When you go to wash someone’s feet, you still have control. You are the one giving, the one in charge. But when your feet are being washed you have surrendered that control and you have opened yourself up to another person. I found this to be the most humbling part of the experience. The kindness that Luke (I still remembered who washed my feet, but I don’t remember whose feet I washed!) showed to me took me off guard. I felt like I didn’t deserve his kindness.

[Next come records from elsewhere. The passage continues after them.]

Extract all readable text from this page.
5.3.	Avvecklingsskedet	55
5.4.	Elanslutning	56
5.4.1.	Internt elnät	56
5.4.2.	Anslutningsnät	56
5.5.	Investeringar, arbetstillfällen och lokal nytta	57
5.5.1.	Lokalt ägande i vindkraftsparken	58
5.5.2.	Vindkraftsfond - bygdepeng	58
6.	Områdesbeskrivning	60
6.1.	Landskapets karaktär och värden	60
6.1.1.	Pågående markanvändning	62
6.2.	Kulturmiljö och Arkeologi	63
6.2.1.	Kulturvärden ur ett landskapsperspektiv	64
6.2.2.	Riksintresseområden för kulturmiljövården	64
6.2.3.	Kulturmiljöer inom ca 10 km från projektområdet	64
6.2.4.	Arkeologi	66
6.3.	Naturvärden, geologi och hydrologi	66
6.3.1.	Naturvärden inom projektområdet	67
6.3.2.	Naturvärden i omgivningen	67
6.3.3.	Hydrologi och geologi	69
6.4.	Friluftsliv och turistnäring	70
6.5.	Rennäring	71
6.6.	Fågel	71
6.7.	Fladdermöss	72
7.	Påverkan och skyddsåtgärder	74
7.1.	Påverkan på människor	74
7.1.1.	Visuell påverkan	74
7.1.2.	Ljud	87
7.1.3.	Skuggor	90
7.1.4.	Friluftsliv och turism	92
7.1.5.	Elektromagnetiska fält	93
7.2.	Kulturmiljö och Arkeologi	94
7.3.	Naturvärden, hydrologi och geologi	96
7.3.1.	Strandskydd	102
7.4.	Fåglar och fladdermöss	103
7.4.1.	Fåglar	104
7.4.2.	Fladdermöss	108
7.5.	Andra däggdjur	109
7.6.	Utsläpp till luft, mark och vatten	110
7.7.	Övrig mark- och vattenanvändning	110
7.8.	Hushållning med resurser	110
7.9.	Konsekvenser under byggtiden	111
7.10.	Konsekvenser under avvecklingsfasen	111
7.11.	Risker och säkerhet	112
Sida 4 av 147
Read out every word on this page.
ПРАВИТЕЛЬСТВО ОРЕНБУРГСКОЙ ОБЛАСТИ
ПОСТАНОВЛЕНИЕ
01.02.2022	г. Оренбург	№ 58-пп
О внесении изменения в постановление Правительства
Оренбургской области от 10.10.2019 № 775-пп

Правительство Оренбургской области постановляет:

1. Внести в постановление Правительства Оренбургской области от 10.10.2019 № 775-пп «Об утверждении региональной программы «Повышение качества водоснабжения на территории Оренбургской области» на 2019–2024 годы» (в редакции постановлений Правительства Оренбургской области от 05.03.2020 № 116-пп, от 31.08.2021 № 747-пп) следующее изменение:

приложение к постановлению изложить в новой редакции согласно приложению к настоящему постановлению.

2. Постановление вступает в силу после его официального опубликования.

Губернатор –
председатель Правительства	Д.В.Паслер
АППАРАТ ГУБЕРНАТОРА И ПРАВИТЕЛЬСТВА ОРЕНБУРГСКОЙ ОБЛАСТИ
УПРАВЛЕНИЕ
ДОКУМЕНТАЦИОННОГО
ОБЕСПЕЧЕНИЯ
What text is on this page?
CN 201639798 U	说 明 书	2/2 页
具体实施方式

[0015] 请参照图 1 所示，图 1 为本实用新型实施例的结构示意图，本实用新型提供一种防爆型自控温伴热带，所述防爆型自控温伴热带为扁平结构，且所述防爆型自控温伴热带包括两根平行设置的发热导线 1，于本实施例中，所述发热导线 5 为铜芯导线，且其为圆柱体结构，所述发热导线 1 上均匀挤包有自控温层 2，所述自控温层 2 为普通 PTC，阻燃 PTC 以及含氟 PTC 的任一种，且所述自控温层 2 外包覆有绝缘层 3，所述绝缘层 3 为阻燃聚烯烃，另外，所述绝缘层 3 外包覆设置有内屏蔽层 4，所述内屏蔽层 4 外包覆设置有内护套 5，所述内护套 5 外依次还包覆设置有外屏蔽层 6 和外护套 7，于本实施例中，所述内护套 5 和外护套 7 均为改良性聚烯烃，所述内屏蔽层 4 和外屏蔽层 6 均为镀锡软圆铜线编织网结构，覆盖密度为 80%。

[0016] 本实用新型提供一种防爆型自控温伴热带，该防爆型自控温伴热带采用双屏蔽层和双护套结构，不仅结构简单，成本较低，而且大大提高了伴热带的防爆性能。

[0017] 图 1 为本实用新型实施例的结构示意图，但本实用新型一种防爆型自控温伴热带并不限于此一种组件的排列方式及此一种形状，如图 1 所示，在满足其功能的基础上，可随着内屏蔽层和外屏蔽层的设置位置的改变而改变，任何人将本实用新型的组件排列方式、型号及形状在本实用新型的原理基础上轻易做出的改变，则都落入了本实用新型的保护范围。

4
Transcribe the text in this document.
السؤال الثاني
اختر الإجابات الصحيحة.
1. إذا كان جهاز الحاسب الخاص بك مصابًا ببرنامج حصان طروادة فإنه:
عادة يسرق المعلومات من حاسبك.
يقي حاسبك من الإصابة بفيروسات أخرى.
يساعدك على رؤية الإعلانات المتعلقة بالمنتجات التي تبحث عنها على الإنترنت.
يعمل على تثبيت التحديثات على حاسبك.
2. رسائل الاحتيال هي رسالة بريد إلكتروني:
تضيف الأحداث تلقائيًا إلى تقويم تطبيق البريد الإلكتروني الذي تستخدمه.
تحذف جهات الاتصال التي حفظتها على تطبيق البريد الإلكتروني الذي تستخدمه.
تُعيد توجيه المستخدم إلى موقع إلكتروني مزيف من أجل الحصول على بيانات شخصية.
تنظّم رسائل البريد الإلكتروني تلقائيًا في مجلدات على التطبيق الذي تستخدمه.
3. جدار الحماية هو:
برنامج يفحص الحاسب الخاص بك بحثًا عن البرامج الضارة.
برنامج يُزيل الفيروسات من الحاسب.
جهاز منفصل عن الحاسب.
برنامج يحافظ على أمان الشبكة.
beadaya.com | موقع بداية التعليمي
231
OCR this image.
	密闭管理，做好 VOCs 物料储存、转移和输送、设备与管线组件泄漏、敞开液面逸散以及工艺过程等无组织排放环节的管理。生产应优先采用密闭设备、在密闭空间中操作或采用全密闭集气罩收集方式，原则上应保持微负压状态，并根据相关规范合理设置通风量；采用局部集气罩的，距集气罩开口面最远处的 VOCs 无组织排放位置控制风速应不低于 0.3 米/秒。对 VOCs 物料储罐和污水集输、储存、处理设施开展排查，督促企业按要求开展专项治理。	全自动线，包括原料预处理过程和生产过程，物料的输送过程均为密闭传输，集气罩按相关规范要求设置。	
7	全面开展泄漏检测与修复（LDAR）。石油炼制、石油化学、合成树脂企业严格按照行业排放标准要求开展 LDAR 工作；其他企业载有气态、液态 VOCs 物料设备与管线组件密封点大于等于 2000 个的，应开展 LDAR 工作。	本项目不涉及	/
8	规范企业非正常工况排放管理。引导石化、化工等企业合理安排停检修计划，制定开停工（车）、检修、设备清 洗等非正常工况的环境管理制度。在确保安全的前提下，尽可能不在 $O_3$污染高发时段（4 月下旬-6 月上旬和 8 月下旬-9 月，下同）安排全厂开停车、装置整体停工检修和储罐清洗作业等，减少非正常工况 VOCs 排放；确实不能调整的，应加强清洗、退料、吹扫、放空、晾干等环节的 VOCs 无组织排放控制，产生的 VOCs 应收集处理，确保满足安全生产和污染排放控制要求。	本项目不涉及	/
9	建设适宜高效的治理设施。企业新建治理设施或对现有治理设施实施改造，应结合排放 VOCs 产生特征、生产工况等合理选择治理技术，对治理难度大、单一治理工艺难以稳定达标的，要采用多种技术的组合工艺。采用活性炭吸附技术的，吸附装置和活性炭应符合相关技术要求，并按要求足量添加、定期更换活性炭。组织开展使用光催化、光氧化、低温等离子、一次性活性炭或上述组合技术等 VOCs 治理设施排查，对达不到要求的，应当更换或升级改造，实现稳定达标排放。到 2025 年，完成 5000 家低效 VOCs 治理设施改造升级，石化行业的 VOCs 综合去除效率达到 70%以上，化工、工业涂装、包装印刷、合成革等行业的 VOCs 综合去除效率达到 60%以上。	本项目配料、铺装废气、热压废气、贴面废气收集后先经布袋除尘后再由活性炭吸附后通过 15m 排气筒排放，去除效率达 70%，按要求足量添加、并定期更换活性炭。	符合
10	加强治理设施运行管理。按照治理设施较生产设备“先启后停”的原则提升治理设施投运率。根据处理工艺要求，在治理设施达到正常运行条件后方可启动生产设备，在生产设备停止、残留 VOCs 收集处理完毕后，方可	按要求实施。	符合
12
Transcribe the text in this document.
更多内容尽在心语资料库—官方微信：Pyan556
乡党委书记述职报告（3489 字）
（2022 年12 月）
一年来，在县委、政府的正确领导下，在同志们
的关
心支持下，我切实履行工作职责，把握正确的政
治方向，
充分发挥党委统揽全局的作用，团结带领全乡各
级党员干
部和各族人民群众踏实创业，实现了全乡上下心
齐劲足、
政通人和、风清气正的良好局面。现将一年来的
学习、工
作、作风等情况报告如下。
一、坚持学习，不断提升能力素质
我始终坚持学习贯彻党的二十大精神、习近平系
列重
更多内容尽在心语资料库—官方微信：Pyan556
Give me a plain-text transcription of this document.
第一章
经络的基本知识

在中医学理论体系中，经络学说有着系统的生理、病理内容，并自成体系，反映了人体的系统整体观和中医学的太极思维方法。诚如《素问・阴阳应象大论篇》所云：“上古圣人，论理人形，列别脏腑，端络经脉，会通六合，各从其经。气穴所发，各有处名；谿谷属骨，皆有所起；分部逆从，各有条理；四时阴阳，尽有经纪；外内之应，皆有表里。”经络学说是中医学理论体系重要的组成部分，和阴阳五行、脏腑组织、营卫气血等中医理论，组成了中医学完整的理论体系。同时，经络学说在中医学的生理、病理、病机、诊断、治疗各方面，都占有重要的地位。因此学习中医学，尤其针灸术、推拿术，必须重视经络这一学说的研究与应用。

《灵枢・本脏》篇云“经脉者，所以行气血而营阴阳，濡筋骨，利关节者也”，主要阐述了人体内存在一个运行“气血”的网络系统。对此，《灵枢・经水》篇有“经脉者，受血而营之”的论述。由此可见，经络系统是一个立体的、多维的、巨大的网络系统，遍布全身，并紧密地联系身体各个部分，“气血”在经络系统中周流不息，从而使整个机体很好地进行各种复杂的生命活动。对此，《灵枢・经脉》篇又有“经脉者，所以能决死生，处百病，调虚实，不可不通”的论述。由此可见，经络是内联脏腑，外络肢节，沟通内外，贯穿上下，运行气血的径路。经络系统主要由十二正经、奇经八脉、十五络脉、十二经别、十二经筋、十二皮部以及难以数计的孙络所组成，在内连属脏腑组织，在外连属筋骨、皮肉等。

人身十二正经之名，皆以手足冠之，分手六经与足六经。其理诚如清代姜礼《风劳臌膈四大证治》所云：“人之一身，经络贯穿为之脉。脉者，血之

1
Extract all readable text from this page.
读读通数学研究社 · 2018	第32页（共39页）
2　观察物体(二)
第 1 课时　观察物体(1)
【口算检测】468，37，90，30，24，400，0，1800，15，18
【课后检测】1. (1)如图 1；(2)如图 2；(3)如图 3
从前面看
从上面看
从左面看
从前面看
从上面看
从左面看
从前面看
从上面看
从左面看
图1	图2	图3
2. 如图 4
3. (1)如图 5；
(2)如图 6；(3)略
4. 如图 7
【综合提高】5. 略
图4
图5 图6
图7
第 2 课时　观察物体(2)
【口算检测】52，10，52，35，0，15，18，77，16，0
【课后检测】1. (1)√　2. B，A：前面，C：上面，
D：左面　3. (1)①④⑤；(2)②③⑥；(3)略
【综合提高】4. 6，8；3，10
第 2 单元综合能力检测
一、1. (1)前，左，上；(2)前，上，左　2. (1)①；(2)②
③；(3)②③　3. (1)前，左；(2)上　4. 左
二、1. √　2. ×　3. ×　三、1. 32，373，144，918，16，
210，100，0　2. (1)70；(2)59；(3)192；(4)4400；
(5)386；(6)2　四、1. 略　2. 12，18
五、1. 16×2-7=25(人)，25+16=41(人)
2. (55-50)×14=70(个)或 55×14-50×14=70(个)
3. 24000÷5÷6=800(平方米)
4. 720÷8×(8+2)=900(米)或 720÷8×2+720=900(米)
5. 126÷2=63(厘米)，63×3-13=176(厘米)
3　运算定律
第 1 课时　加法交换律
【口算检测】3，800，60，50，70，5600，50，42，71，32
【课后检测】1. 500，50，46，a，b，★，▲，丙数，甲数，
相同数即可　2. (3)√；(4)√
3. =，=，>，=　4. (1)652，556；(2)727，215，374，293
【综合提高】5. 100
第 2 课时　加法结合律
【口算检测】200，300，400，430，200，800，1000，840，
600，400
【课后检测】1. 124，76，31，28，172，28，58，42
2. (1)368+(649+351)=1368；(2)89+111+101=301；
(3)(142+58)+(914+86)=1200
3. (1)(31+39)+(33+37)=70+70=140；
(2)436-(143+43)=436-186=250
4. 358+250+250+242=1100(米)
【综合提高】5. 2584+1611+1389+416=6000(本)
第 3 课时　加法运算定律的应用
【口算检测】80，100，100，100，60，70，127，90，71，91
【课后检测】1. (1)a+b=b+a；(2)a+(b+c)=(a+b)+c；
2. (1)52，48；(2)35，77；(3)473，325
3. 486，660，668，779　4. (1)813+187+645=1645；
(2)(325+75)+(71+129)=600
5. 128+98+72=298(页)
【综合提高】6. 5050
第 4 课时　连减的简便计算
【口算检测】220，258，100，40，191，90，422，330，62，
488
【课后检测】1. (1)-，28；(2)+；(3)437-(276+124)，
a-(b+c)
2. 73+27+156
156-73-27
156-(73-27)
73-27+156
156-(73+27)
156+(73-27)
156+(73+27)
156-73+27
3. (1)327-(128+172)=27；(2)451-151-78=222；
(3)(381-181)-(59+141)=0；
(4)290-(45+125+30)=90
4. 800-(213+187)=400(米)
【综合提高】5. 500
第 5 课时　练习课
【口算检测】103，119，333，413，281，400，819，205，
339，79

As a Christian and as a disciple of Jesus, I am used to the act of serving others, but being served by others taught me something new about the command to love one another. To love one another is to serve and to give, but in order to allow other people the same opportunity to follow the command to serve and to give, we have to be willing to be vulnerable and to receive what is given.
I remember an old friend who used to live on the street I grew up on in Ohio. A few years ago, we were catching up. She was married and in her thirties now. She had always been kind of short and thicker, but she was very athletic in high school so she had a lot of muscle. She was still in good shape, but she started telling me how her husband always complimented her body and told her that she was beautiful, but that she didn’t believe him. She thought that she was unattractive and not beautiful at all.
I told her that she was being completely unfair to her husband. She was rejecting his love. If he felt she was beautiful, even though she didn’t conform to society’s standards of beauty, that was his heart. In his eyes, she was beautiful. Do you see how she pushed love away by not being willing to receive? We become barriers to love when we do not receive.
This is what I learned from a symbolic foot washing, much like we are doing tonight.
Since that experience, I have had a much greater awareness of the hospitality that other people are continually giving to me, and the goodness of other people. Here I am a minister, the one who is supposed to give, trying to love as Jesus loved, and what I have realized it that loving one another includes receiving, and being vulnerable, and seeing the purity of heart in others and their desire to give. I realized that to love another is to really see that person, to look at him or her and see how good and kind he or she is.
That was God’s lesson for me on that night. You may realize something similar or perhaps you will realize something different tonight. Or perhaps you will not really be affected at all. It’s the Spirit’s doing. But what it means to love one another and our ability to actually love one another, whether loving is expressed in the form of giving or receiving, is a part of the ongoing development of our spiritual lives. God’s hope is that we will all be perfected in love.
My prayer is that we will all grow richer in the ways that we love one another on this night.